Generally, I find that cookie connoisseurs are divided into two groups: thin and crispy versus soft, thick, and chewy. These oatmeal sandwich cookies fall right in the middle–subtly crunchy and golden on the outside with a soft, almost fluffy center. The brown sugar lends a deep butterscotch flavor, spiced up with the addition of coconut flakes and chopped dates. When sandwiched together with a tangy mascarpone filling, these oatmeal cookies become a grown-up version of a favorite childhood snack.

 Recipe barely adapted from The New York Times

This recipe yields fairly large cookies. If you prefer more manageable, bite-sized sandwiches, I suggest scooping rounded teaspoons of dough.

  • 3/4 cup shredded, unsweetened coconut flakes
  • 1 cup (2 sticks) unsalted butter, softened
  • 1 1/2 cups packed dark brown sugar
  • 2 tblsp honey
  • 2 large eggs, at room temperature
  • 1 tblsp vanilla extract
  • 1 1/2 cups all-purpose flour
  • 1 tsp fine sea salt
  • 1 tsp baking powder
  • 3 tsp ground cinnamon
  • 3 cups rolled oats
  • 1/2 cup dates, pitted and chopped
  • 5 tblsp granulated sugar

For the filling:

  • 6 oz cream cheese, softened
  • 6 tblsp mascarpone cheese
  • 3 tbslp confectioner’s sugar, sifted
  • 1 1/2 tsp vanilla extract

Yields about 36 cookies; 18 sandwiches.

1. Preheat oven to 350 degrees F. Spread coconut flakes on a non-stick skillet. Over medium heat, toast, stirring occasionally, until lightly colored and fragrant, 5 to 7 minutes. Cool. Increase oven temperature to 375 degrees.

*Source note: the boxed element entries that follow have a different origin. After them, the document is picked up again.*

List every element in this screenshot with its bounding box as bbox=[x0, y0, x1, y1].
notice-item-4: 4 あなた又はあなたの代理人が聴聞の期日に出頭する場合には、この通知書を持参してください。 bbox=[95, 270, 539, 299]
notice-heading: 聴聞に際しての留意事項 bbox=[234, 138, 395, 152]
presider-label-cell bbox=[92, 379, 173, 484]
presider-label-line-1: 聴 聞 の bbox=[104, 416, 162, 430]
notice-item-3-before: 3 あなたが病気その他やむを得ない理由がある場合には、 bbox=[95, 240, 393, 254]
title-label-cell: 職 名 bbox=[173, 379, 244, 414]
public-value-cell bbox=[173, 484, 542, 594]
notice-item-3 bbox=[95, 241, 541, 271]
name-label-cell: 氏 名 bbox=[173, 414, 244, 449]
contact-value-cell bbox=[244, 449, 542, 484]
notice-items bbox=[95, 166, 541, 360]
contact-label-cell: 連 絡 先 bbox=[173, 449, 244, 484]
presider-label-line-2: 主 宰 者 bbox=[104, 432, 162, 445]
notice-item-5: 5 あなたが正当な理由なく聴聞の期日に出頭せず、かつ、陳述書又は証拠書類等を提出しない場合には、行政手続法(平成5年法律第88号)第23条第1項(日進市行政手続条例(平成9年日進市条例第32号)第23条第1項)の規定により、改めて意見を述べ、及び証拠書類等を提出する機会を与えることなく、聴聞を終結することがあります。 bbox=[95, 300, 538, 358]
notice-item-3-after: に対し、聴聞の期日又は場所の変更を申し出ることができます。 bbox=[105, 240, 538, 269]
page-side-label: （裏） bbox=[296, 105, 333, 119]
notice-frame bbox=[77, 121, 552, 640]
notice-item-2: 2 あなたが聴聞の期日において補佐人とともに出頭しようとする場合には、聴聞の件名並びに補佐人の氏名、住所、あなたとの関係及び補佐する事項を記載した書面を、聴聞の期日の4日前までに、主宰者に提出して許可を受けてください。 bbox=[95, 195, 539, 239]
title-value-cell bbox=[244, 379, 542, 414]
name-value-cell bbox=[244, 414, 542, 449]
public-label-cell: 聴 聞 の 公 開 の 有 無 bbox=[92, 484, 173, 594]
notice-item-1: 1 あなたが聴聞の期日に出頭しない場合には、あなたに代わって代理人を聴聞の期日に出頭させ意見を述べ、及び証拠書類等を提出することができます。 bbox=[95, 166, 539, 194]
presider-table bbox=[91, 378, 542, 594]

2. In the bowl of a stand mixer fitted with the paddle attachment, cream the butter on medium-high speed until light. Gradually add the brown sugar and honey, then beat until very fluffy, about 5 minutes. Beat in eggs, one at a time, scraping down the bowl when necessary. Beat in vanilla.

3. In a large bowl, whisk together flour, salt, baking powder and 1 tsp cinnamon. With the mixer set on low, beat flour mixture into butter mixture until just combined. Beat in oats, dates and toasted coconut.

4. Line three baking sheets with parchment paper. In a small bowl, stir together granulated sugar and remaining 2 tsp cinnamon. Roll heaping tablespoonfuls of dough into balls, then roll balls in cinnamon sugar; transfer to baking sheet, leaving about 1 1/2 inches of space between dough balls. For smaller cookies, reduce the size of the balls.

5. Bake until cookies are golden brown, about 15 minutes. Let cool in the pan for 2 minutes, then transfer to a wire rack to cool completely.

6. Make the filling: Using the electric mixer fitted with a paddle attachment, beat cream cheese until smooth. Beat in mascarpone, confectioner’s sugar and vanilla. Scrape down sides of bowl. Sandwich about 1 tablespoon of filling between two cookies; repeat with the remaining filling and cookies.